Once picked they must be pressed asap or they begin to deteriorate and lose important levels of acidity. The frantoio or olive mill is a buzz of activity and each person watches their own olives being processed, checking every stage. First they are cleaned and leaves removed, although a few left in will add to the flavour, so I am told! Then they disappear up a conveyer belt to be crushed, by huge rolling millstones. The mush is then spread on huge discs and pressed in layers to squeeze out all the water.

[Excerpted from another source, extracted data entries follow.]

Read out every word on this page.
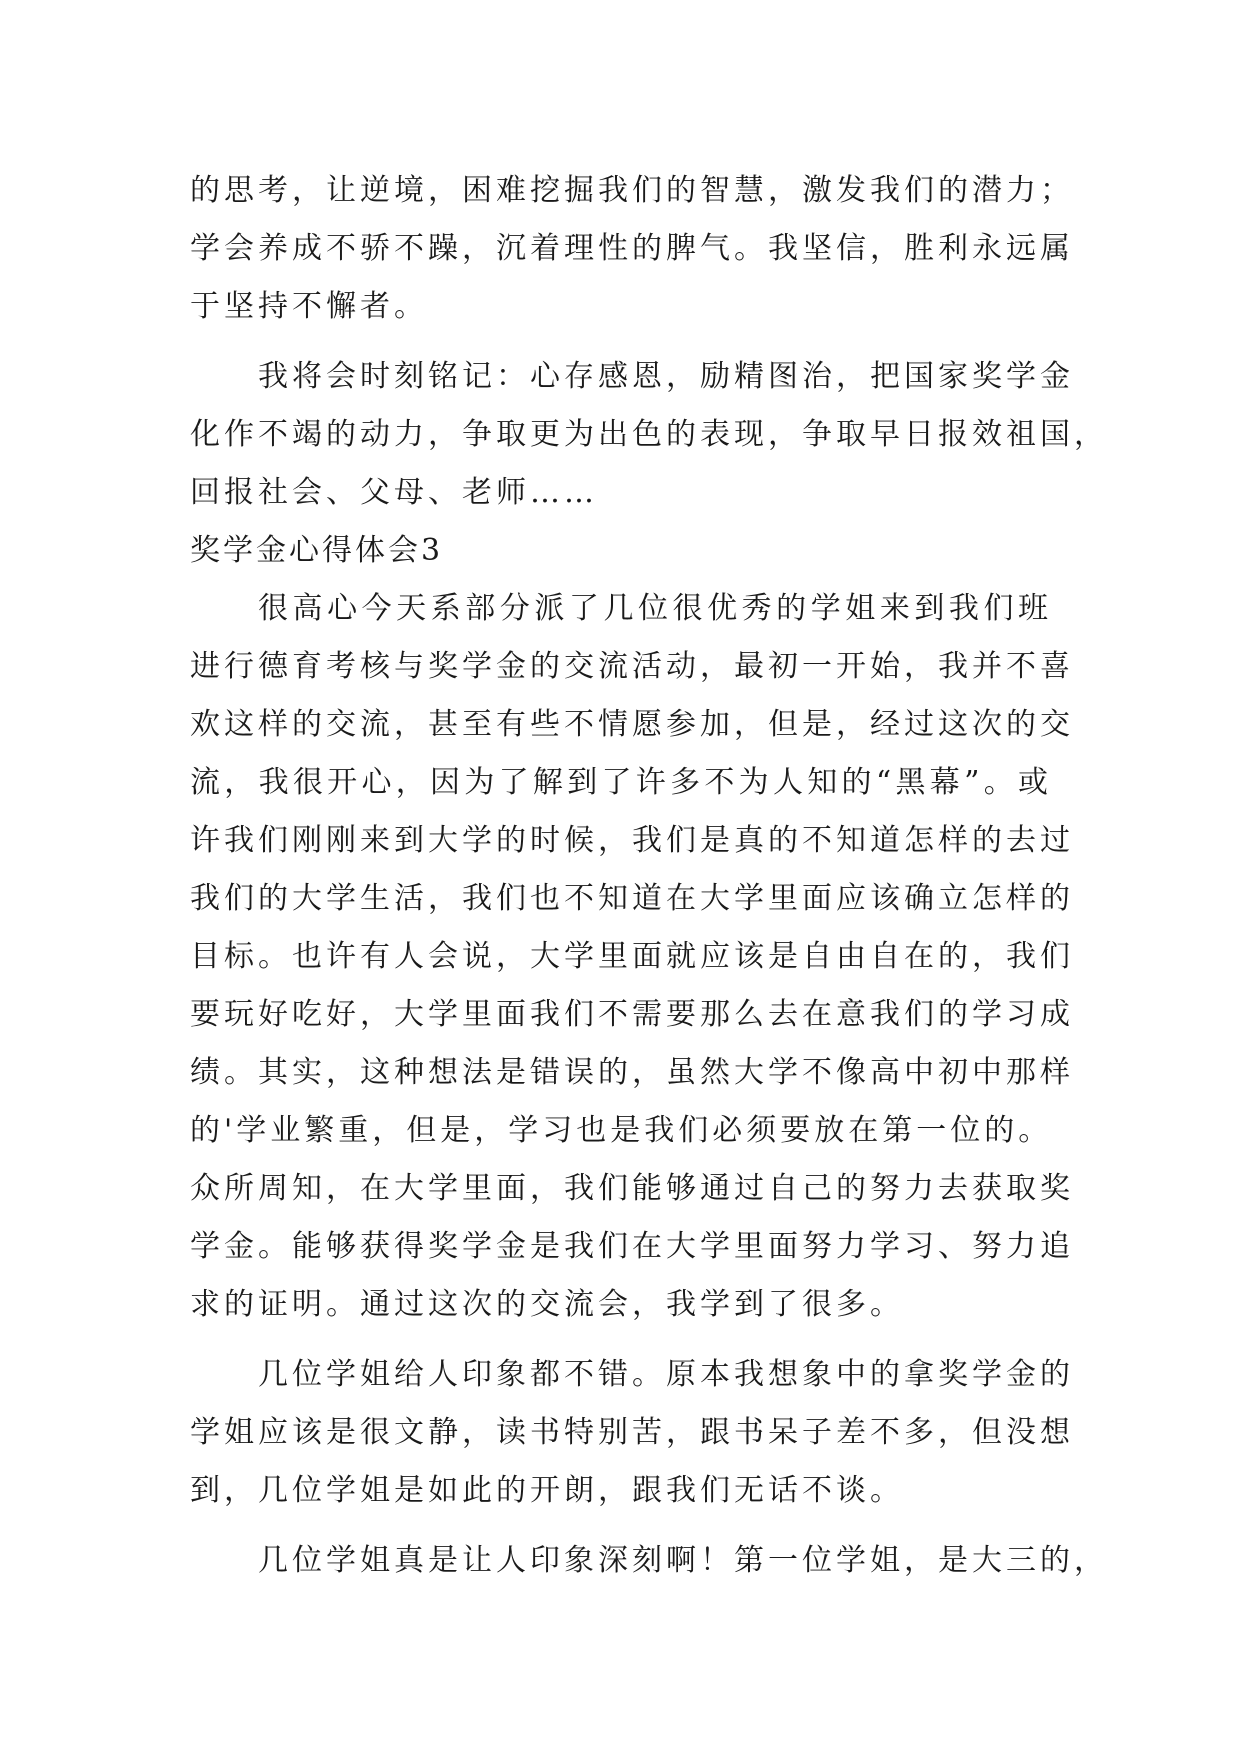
的思考，让逆境，困难挖掘我们的智慧，激发我们的潜力；
学会养成不骄不躁，沉着理性的脾气。我坚信，胜利永远属
于坚持不懈者。
我将会时刻铭记：心存感恩，励精图治，把国家奖学金
化作不竭的动力，争取更为出色的表现，争取早日报效祖国，
回报社会、父母、老师……
奖学金心得体会3
很高心今天系部分派了几位很优秀的学姐来到我们班
进行德育考核与奖学金的交流活动，最初一开始，我并不喜
欢这样的交流，甚至有些不情愿参加，但是，经过这次的交
流，我很开心，因为了解到了许多不为人知的“黑幕”。或
许我们刚刚来到大学的时候，我们是真的不知道怎样的去过
我们的大学生活，我们也不知道在大学里面应该确立怎样的
目标。也许有人会说，大学里面就应该是自由自在的，我们
要玩好吃好，大学里面我们不需要那么去在意我们的学习成
绩。其实，这种想法是错误的，虽然大学不像高中初中那样
的'学业繁重，但是，学习也是我们必须要放在第一位的。
众所周知，在大学里面，我们能够通过自己的努力去获取奖
学金。能够获得奖学金是我们在大学里面努力学习、努力追
求的证明。通过这次的交流会，我学到了很多。
几位学姐给人印象都不错。原本我想象中的拿奖学金的
学姐应该是很文静，读书特别苦，跟书呆子差不多，但没想
到，几位学姐是如此的开朗，跟我们无话不谈。
几位学姐真是让人印象深刻啊！第一位学姐，是大三的，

Finally the water is separated from the oil which eventually pours slowly out into the containers. The amount of oil that pours out is precisely measured and your ‘resa’ ( yield or amount of oil per 100 kilo)is calculated. Ours is always high, but we don’t brag. After all, we are foreigners and thus whisper the 18 ‘resa’ quietly to ourselves. This year due to an extraordinary dry summer, our resa is only 14 but still higher than others so we keep quiet whilst in the mill and congratulate ourselves later in private, whilst tasting it with toasted bread.
Tasting olive oil correctly is something we’ve learnt, alongside guests with Tiziano who is the local expert. He places various oils in tiny cups. We hold them in our hands, first breathing in the aroma, writing down our thoughts. Then sipping them pure or rather slurping them on our tongue and ticking a list of whether it reminds us of fresh grass, or …………… Its like a wine tasting and Italy is now realising that oils like wines can be expertly assessed and scaled. Single estate olive oils from one farm, and perhaps from one type of olive tree is becoming a foodie thing.